A metaphor is very similar to a simile in that metaphors also compare two unlike things, but metaphors don’t use “like” or “as”; instead, metaphors simply state that one thing is another. For example, “When the teacher was gone and the substitute was left in charge, the classroom was a zoo.” The comparison being made is between a classroom of rowdy children and the unmanageable animals at the zoo. The reader can envision the classroom chaos, based on this comparison.

Personification

Personification is the giving of human characteristic to non-human things. When we read stories about talking animals or think our pets understand and empathize with us when we’ve had a bad day, this is personification. We are projecting human qualities or characteristics of feelings and speech to non-human things.

Personification can also be applied to elements of nature, technology—just about anything! “The sunflowers winked in the sun.” Sunflowers don’t have eyes, so they didn’t literally wink, but we can envision the plant doing a human action and it creates a very vivid image. “My computer just stared at me as I screamed at it in frustration.” Well, it’s not clear what behavior is expected of the computer, but we can imagine the scene based on the personification.

Hyperbole

Hyperbole is extreme exaggeration not meant to be taken literally. It comes from the Greek word meaning excess so it is literally excess exaggeration. When you say, “I’m so hungry I could eat a horse!” no one really expects you to sit down to a nice big leg of mare. But the audience can get a sense of the level of your hunger. When your mom says, “I’ve told you a million times not to leave your wet towel on the floor,” she probably hasn’t really been keeping count, but the impression is that it’s something she says pretty often.

Symbolism

Symbolism means using an object or a word to represent something beyond its literal meaning or actual self. For example, a flag is just a piece of cloth, but throw some stars and stripes on it and it’s a symbol of freedom and independence. A dove is just a bird until it’s used to represent peace. Colors are also popular symbols in literature. A very different tone is set when the leading lady wears a yellow dress (happiness, light-heartedness) versus a black dress (depressing, mourning, sadness) versus a red dress (seduction, love, danger). A bright blue sky sets a different tone than a grey sky. These color symbols affect a reader’s interpretation of a text.

Counterarguments

A counterargument is an idea in opposition to the argument made. It is a differing opinion and the argument that someone “on the other side” might give to a topic.
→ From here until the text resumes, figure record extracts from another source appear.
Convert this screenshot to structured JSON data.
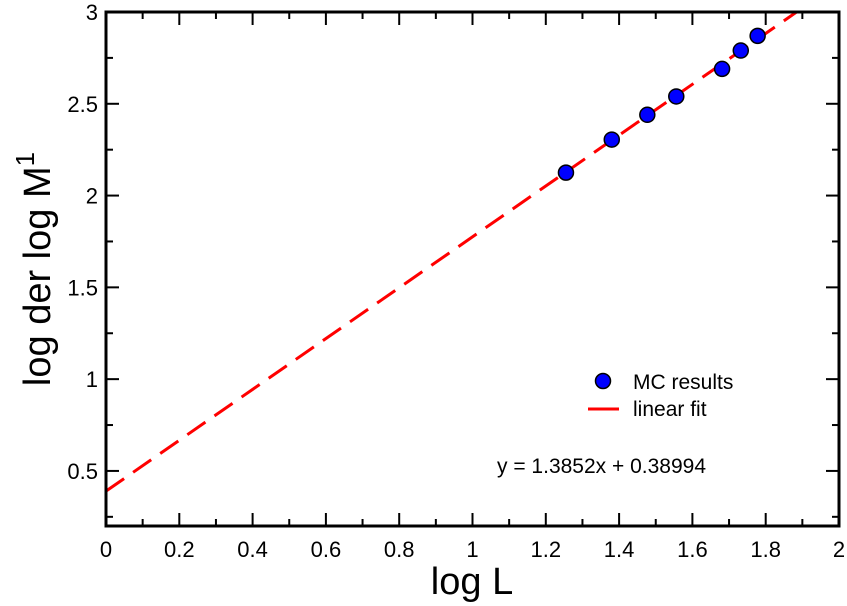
{
  "chart_data": {
    "type": "scatter",
    "title": "",
    "xlabel": "log L",
    "ylabel": {
      "main": "log der log M",
      "superscript": "1"
    },
    "xlim": [
      0,
      2
    ],
    "ylim": [
      0.2,
      3
    ],
    "x_ticks": [
      "0",
      "0.2",
      "0.4",
      "0.6",
      "0.8",
      "1",
      "1.2",
      "1.4",
      "1.6",
      "1.8",
      "2"
    ],
    "y_ticks": [
      "0.5",
      "1",
      "1.5",
      "2",
      "2.5",
      "3"
    ],
    "y_tick_values": [
      0.5,
      1,
      1.5,
      2,
      2.5,
      3
    ],
    "grid": false,
    "legend_position": "bottom-right",
    "series": [
      {
        "name": "MC results",
        "kind": "markers",
        "color": "#0000ff",
        "points": [
          {
            "x": 1.255,
            "y": 2.125
          },
          {
            "x": 1.38,
            "y": 2.305
          },
          {
            "x": 1.477,
            "y": 2.44
          },
          {
            "x": 1.556,
            "y": 2.54
          },
          {
            "x": 1.681,
            "y": 2.69
          },
          {
            "x": 1.732,
            "y": 2.79
          },
          {
            "x": 1.778,
            "y": 2.87
          }
        ]
      },
      {
        "name": "linear fit",
        "kind": "dashed-line",
        "color": "#ff0000",
        "slope": 1.3852,
        "intercept": 0.38994
      }
    ],
    "annotation": "y = 1.3852x + 0.38994"
  }
}
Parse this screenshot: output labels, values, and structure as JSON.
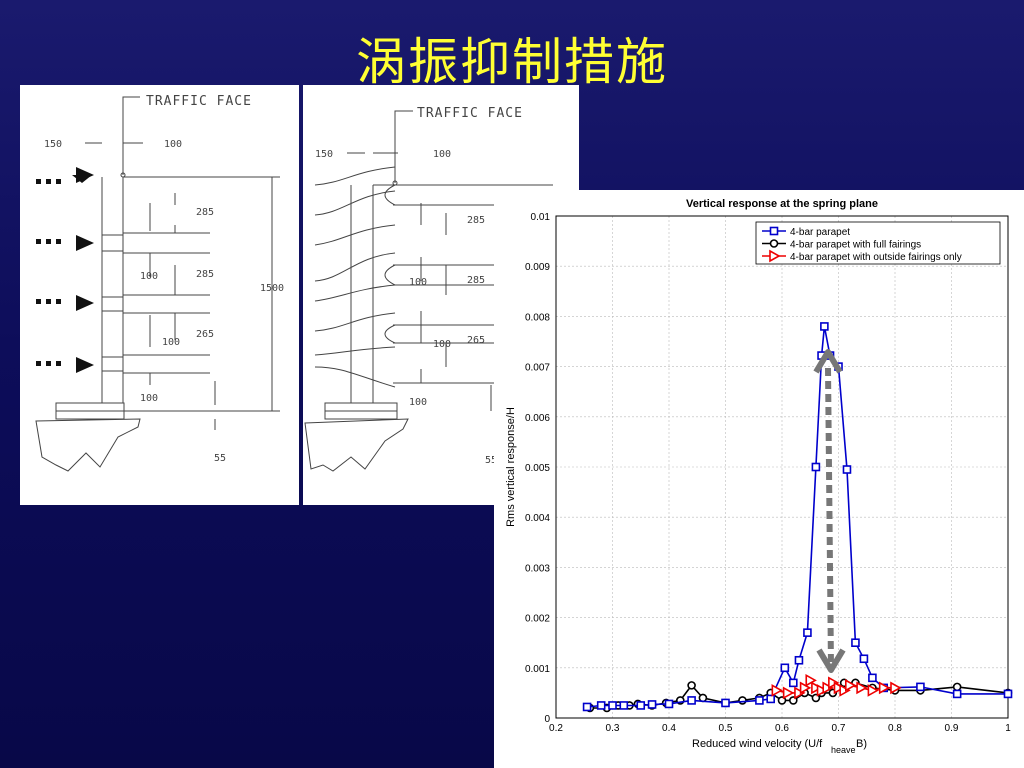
{
  "slide": {
    "title": "涡振抑制措施"
  },
  "drawing_left": {
    "label": "TRAFFIC FACE",
    "dims": {
      "top_left": "150",
      "top_right": "100",
      "gap1": "285",
      "gap2": "285",
      "gap3": "265",
      "bar1": "100",
      "bar2": "100",
      "bar3": "100",
      "total": "1500",
      "base": "55"
    }
  },
  "drawing_right": {
    "label": "TRAFFIC FACE",
    "dims": {
      "top_left": "150",
      "top_right": "100",
      "gap1": "285",
      "gap2": "285",
      "gap3": "265",
      "bar1": "100",
      "bar2": "100",
      "bar3": "100",
      "base": "55"
    }
  },
  "chart_data": {
    "type": "line",
    "title": "Vertical response at the spring plane",
    "xlabel_main": "Reduced wind velocity  (U/f",
    "xlabel_sub": "heave",
    "xlabel_end": "B)",
    "ylabel": "Rms vertical response/H",
    "xlim": [
      0.2,
      1.0
    ],
    "ylim": [
      0,
      0.01
    ],
    "xticks": [
      0.2,
      0.3,
      0.4,
      0.5,
      0.6,
      0.7,
      0.8,
      0.9,
      1
    ],
    "xtick_labels": [
      "0.2",
      "0.3",
      "0.4",
      "0.5",
      "0.6",
      "0.7",
      "0.8",
      "0.9",
      "1"
    ],
    "yticks": [
      0,
      0.001,
      0.002,
      0.003,
      0.004,
      0.005,
      0.006,
      0.007,
      0.008,
      0.009,
      0.01
    ],
    "ytick_labels": [
      "0",
      "0.001",
      "0.002",
      "0.003",
      "0.004",
      "0.005",
      "0.006",
      "0.007",
      "0.008",
      "0.009",
      "0.01"
    ],
    "grid": true,
    "legend_position": "top-right",
    "series": [
      {
        "name": "4-bar parapet",
        "color": "#0000cc",
        "marker": "square",
        "points": [
          [
            0.255,
            0.00022
          ],
          [
            0.28,
            0.00025
          ],
          [
            0.3,
            0.00025
          ],
          [
            0.32,
            0.00025
          ],
          [
            0.35,
            0.00025
          ],
          [
            0.37,
            0.00027
          ],
          [
            0.4,
            0.00028
          ],
          [
            0.44,
            0.00035
          ],
          [
            0.5,
            0.0003
          ],
          [
            0.56,
            0.00035
          ],
          [
            0.58,
            0.00038
          ],
          [
            0.605,
            0.001
          ],
          [
            0.62,
            0.0007
          ],
          [
            0.63,
            0.00115
          ],
          [
            0.645,
            0.0017
          ],
          [
            0.66,
            0.005
          ],
          [
            0.67,
            0.00722
          ],
          [
            0.675,
            0.0078
          ],
          [
            0.685,
            0.00722
          ],
          [
            0.7,
            0.007
          ],
          [
            0.715,
            0.00495
          ],
          [
            0.73,
            0.0015
          ],
          [
            0.745,
            0.00118
          ],
          [
            0.76,
            0.0008
          ],
          [
            0.78,
            0.0006
          ],
          [
            0.845,
            0.00062
          ],
          [
            0.91,
            0.00048
          ],
          [
            1.0,
            0.00048
          ]
        ]
      },
      {
        "name": "4-bar parapet with full fairings",
        "color": "#000000",
        "marker": "circle",
        "points": [
          [
            0.26,
            0.0002
          ],
          [
            0.29,
            0.0002
          ],
          [
            0.31,
            0.00025
          ],
          [
            0.33,
            0.00025
          ],
          [
            0.345,
            0.00028
          ],
          [
            0.37,
            0.00025
          ],
          [
            0.395,
            0.0003
          ],
          [
            0.42,
            0.00035
          ],
          [
            0.44,
            0.00065
          ],
          [
            0.46,
            0.0004
          ],
          [
            0.5,
            0.0003
          ],
          [
            0.53,
            0.00035
          ],
          [
            0.56,
            0.0004
          ],
          [
            0.58,
            0.0005
          ],
          [
            0.6,
            0.00035
          ],
          [
            0.62,
            0.00035
          ],
          [
            0.64,
            0.0005
          ],
          [
            0.66,
            0.0004
          ],
          [
            0.67,
            0.0005
          ],
          [
            0.69,
            0.0005
          ],
          [
            0.71,
            0.0007
          ],
          [
            0.73,
            0.0007
          ],
          [
            0.76,
            0.0006
          ],
          [
            0.8,
            0.00055
          ],
          [
            0.845,
            0.00055
          ],
          [
            0.91,
            0.00062
          ],
          [
            1.0,
            0.0005
          ]
        ]
      },
      {
        "name": "4-bar parapet with outside fairings only",
        "color": "#ee0000",
        "marker": "triangle-right",
        "points": [
          [
            0.59,
            0.00055
          ],
          [
            0.61,
            0.0005
          ],
          [
            0.63,
            0.0005
          ],
          [
            0.64,
            0.0006
          ],
          [
            0.65,
            0.00075
          ],
          [
            0.66,
            0.0006
          ],
          [
            0.67,
            0.00055
          ],
          [
            0.68,
            0.0006
          ],
          [
            0.69,
            0.0007
          ],
          [
            0.7,
            0.0006
          ],
          [
            0.71,
            0.00055
          ],
          [
            0.72,
            0.00065
          ],
          [
            0.74,
            0.0006
          ],
          [
            0.76,
            0.00055
          ],
          [
            0.78,
            0.0006
          ],
          [
            0.8,
            0.0006
          ]
        ]
      }
    ]
  }
}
In persuasive writing, it makes a more effective argument to mention the opposition and then offer a rebuttal as to why their argument, opinion, or point of view is flawed in some way. In this way, the original argument can be proven more effective, credible, or reasonable.

Addressing the counterargument(s) can also help an author build credibility as it proves he or she has considered the arguments that might be made against his or her position and can outline the way(s) in which those arguments are flawed and should not be considered by the audience. Considering and refuting the counterarguments make an author seem less biased to his or her own position and more understanding of how others might perceive an issue, thereby creating a sense of balance in the argument.